ANÁLISIS FORMAL: La factura de la Quimera de Arezzo es excepcional, observamos un gran naturalismo, en la composición se observa un equilibrio perfecto predominando un movimento sinuoso del cuerpo, adoptando la actitud de defensa típico de los felinos. Las tres cabezas se distribuyen perfectamente a lo largo de la escultura, creando distintos puntos de vista, aunque predomina un punto de vista oblícuo que permite ver la escultura en todo su esplendor. En el modelado destaca el gran estudio anatómico, que podemos observar en el cuerpo del animal, donde se observan perfectamente los músculos y tendones en tensión, así como las costillas del animal. El cuerpo, modelado con un gran naturalismo y una técnica exquisita contrasta con la cabeza de león y su melena, donde observamos una fórmula más cercana al arcaismo, con un rostro muy poco logrado, así como una melena que se caracteriza por la reiteración de mechones idénticos, que restan espontaneidad y movimiento a la escultura, el artista recurre a formas esquemáticas y geométricas para solucionar el rostro de león. Posiblemente la falta de modelos precedentes llevaron al autor a recurrir a fórmulas de representación arcaicas. El macho cabrío está mucho mejor representado con una imagen más naturalista y menos esquemática, la cola de serpiente es una añadido del siglo XVIII así que desconocemos como pudo estar esculpida en su origen. Se emplean distintas texturas, unas lisas y pulidas, como es el caso del cuerpo y otras más asperas y rotas como en la melena del león, que dan lugar a juegos de luces y sombras que contribuyen a dar un mayor dinamismo a la escultura. Por último, decir, que la escultura logra transmitir perfectamente, la actitud de animal lleno de furia, defendiéndose de un ataque. 

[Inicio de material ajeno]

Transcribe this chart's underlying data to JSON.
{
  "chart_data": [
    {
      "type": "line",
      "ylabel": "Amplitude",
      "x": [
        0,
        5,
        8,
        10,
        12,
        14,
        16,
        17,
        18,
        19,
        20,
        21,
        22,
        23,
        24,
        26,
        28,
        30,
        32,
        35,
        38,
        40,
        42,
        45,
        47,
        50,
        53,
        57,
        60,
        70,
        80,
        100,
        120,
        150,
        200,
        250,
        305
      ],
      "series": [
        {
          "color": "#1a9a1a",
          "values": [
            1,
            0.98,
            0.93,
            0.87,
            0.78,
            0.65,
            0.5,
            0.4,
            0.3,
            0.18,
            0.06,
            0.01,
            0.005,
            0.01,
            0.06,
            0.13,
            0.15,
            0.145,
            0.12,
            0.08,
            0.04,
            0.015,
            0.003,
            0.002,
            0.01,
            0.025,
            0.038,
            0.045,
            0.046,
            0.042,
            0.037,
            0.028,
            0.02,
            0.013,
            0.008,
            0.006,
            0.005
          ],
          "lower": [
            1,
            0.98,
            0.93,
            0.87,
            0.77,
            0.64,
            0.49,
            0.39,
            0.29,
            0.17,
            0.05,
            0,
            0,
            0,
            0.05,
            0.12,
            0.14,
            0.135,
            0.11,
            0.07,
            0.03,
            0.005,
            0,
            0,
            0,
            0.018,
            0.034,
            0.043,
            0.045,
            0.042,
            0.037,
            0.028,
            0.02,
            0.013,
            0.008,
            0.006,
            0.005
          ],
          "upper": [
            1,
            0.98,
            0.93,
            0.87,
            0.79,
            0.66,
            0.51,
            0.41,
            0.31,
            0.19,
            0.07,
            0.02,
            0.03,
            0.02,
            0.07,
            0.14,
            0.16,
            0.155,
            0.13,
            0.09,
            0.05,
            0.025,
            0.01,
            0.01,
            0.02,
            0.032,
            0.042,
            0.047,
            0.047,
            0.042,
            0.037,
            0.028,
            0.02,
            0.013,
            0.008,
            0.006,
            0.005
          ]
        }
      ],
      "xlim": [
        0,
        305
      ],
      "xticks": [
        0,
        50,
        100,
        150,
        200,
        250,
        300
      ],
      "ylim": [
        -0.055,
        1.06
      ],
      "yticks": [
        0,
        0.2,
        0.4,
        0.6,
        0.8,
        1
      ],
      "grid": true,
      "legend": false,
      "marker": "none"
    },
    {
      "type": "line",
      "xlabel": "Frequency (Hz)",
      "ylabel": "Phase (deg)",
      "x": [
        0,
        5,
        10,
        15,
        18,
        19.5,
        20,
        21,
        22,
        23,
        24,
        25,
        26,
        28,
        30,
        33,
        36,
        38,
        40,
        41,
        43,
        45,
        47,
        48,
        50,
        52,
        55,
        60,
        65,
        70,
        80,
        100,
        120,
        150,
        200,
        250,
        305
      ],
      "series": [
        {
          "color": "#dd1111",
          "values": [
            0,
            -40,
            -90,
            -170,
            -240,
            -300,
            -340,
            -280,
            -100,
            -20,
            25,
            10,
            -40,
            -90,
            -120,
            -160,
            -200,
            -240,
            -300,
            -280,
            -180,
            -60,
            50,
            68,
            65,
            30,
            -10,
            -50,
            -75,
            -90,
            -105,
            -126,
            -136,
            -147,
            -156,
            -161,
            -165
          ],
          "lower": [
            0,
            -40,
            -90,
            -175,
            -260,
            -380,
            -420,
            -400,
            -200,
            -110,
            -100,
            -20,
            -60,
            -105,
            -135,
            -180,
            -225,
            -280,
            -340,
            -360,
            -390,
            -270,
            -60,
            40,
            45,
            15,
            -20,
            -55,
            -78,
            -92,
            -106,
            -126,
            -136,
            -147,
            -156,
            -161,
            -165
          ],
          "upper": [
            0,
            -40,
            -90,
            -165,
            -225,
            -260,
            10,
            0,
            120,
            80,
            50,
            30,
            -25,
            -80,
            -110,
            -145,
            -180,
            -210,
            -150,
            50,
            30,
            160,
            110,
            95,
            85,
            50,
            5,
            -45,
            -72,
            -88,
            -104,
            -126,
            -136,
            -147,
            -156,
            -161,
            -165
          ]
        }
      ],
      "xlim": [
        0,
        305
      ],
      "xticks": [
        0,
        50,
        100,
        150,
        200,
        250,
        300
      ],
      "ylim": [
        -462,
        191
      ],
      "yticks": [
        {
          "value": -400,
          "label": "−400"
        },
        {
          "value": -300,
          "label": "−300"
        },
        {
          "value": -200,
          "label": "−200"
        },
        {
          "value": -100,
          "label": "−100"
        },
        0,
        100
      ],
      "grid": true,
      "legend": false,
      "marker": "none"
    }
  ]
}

FUNCIÓN Y SIGNIFICADO: La quimera aparece en distintos mitos griegos, siendo el más conocido el relatado por Hesiodo en el siglo VIII a. C. En este texto, el rey Lobates de Lycia, recurre a Belerofonte para acabar con la quimera, un monstruo que atemorizaba a la población del reino. Belerofonte sobre su caballo alado pegaso, combatió con la quimera a la que hirió de forma mortal en en la garganta del macho cabrío. Belerofonte se ganó así el favor del rey Lobates y la mano de su hija Filonoe. Así, el significado que se ha dado tradicionalmente a esta lucha, es la victoria de la inteligencia o de la razón sobre la fuerza natural o la irracionalidad. En cuanto a la función, es posible que se trate de una ofrenda religiosa, ya que en una de las patas de la quimera aparece una inscripción "TINSCVIL" que se podría traducir como "donada al dios Tinia" que sería el equivalente al Zeus griego o Júpiter romano.

COMENTARIO: La cultura etrusca predominó en el centro de Italia, en las actuales regiones de Laccio y Umbría, a través de sus restos culturales sabemos que sus contactos con la cultura griega asentada en la Magna Grecia eran frecuentes, lo que permitió asimilar muchos de sus rasgos artísticos y culturales. No obstante, la cultura etrusca mantuvo sus propios rasgos estilísticos. Influida por modelos orientalizantes, canalizó estas influencias hacia un arte profundamente religioso, vinculado a los ritos funerarios y a un estilo mucho más naturalista que incluiría el cultivo del retrato. Sobre todo será el retrato una de las mayores influencias del arte Etrusco en el arte Romano donde alcanzará una calidad técnica nunca vista antes en la Historia del Arte, dejando ejemplos como el Togado Barberini o el Augusto Prima Porta.